On context switch, we want to stop zeroing as soon as we switch away from the thread, for two reasons:

We don’t want zeroing in one thread to slow down another.
We will restart by writing the ztop value from the interrupted thread back to the SCR. If zeroing doesn’t stop then we zero the same region twice.

-- Write a tagged cap: currently this is also ignored by hardware. I'd prefer this way rather than using this as a way to abort/restart, for the sake of complexity

We currently always swap the CSR with null on interrupt and write the new thread’s value when resuming. As long as writing null stops, this is fine.

-- Read ztop returns the progress (ztop.address). Ztop.tag is cleared when zeroization completes (ztop.address == ztop.base)

That’s perfect, I can delete a conditional branch from the switcher code with this guarantee.

-- Hardware statemachine stops

We don’t need this, since we will explicitly stop it a few instructions into the interrupt handler. It doesn’t hurt though.
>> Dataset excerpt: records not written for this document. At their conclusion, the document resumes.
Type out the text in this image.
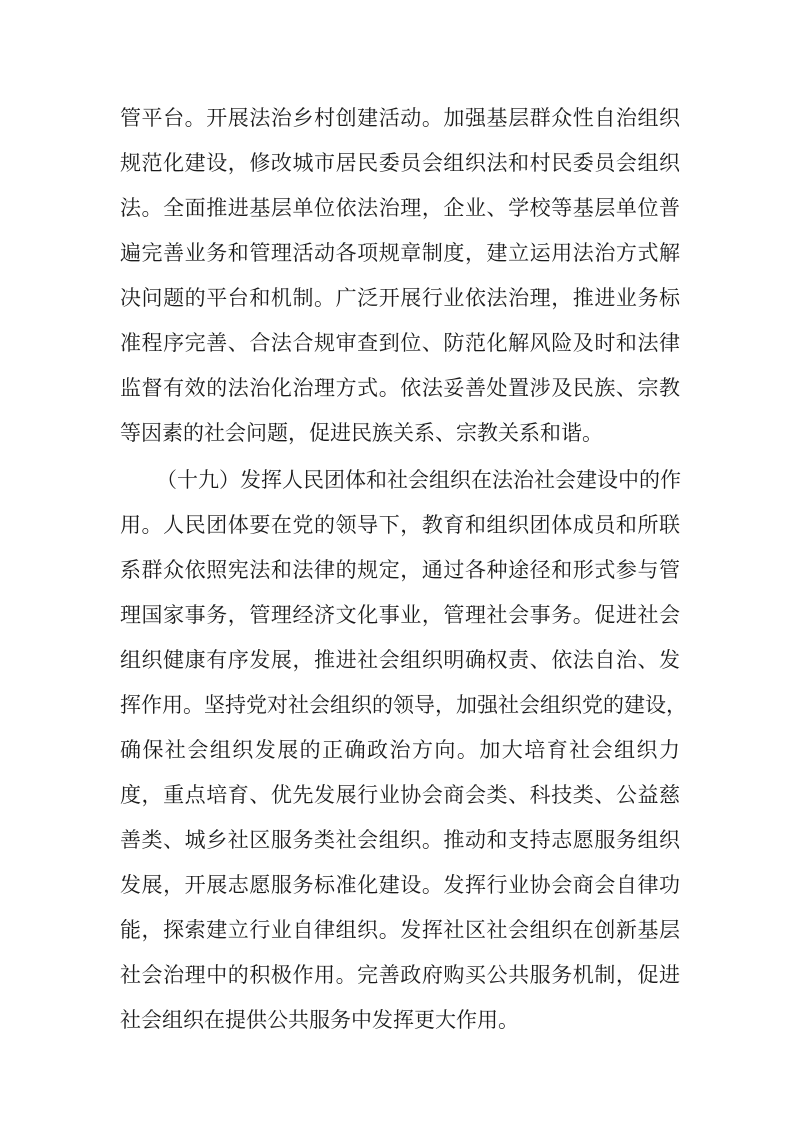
管平台。开展法治乡村创建活动。加强基层群众性自治组织
规范化建设，修改城市居民委员会组织法和村民委员会组织
法。全面推进基层单位依法治理，企业、学校等基层单位普
遍完善业务和管理活动各项规章制度，建立运用法治方式解
决问题的平台和机制。广泛开展行业依法治理，推进业务标
准程序完善、合法合规审查到位、防范化解风险及时和法律
监督有效的法治化治理方式。依法妥善处置涉及民族、宗教
等因素的社会问题，促进民族关系、宗教关系和谐。
（十九）发挥人民团体和社会组织在法治社会建设中的作
用。人民团体要在党的领导下，教育和组织团体成员和所联
系群众依照宪法和法律的规定，通过各种途径和形式参与管
理国家事务，管理经济文化事业，管理社会事务。促进社会
组织健康有序发展，推进社会组织明确权责、依法自治、发
挥作用。坚持党对社会组织的领导，加强社会组织党的建设，
确保社会组织发展的正确政治方向。加大培育社会组织力
度，重点培育、优先发展行业协会商会类、科技类、公益慈
善类、城乡社区服务类社会组织。推动和支持志愿服务组织
发展，开展志愿服务标准化建设。发挥行业协会商会自律功
能，探索建立行业自律组织。发挥社区社会组织在创新基层
社会治理中的积极作用。完善政府购买公共服务机制，促进
社会组织在提供公共服务中发挥更大作用。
-- If the current CPU instruction is a stalled load/store (to the uncleared stack region), it will fault. (in such case we could see a fault followed by an interrupt)

The ideal behaviour here would be to not fault, but to rewind the MEPCC to the start of the interrupted instruction. I wonder if it’s possible to move the PCC update to after the zeroizer had approved to instruction?

-- Question - note we don't have a way to explicit tell software that the hardware zeroization is busy (in progress). So if we read-back ztop as tagged, it could either by the hardware is idle/aborted or is still in progres.. Is that a problem?

That should be fine. We treat the zeroization state as just another part of thread state. As long as we can stop it for a region and restart it for a region, we don’t care if one of those regions is empty. We just spill and reload the untagged value and the hardware ignores it. If we interrupt a thread during zeroing, we store its ztop and resume it later.

kliuMsft commented 11 months ago

The ideal behaviour here would be to not fault, but to rewind the MEPCC to the start of the interrupted instruction. I wonder if it’s possible to move the PCC update to after the zeroizer had approved to instruction?

Rewinding mepcc is the fault behavior though.. And since we only support direct/non-vectored exceptions, to me it seems not much different. we can certainly use a different mcause to signal this is a special case?

davidchisnall commented 11 months ago

Rewinding mepcc is the fault behavior though.. And since we only support direct/non-vectored exceptions, to me it seems not much different. we can certainly use a different mcause to signal this is a special case?

The thing that I don't like is needing to enter the interrupt handler twice to deliver the interrupt, once for the fault and once for the interrupt. Ideally, we'd just report the interrupt, but with an MEPCC value that meant that we could resume.

I don't really want to get a fault here, because it isn't a fault. A fault will trigger the error-handling code paths, but there wasn't an error and so they will do the wrong thing. If we had a different error code, we could just fall into the interrupt code path, but we don't need the interrupt. Ideally, we'd have the interrupt cause, but the MEPCC set to the correct value for a fault.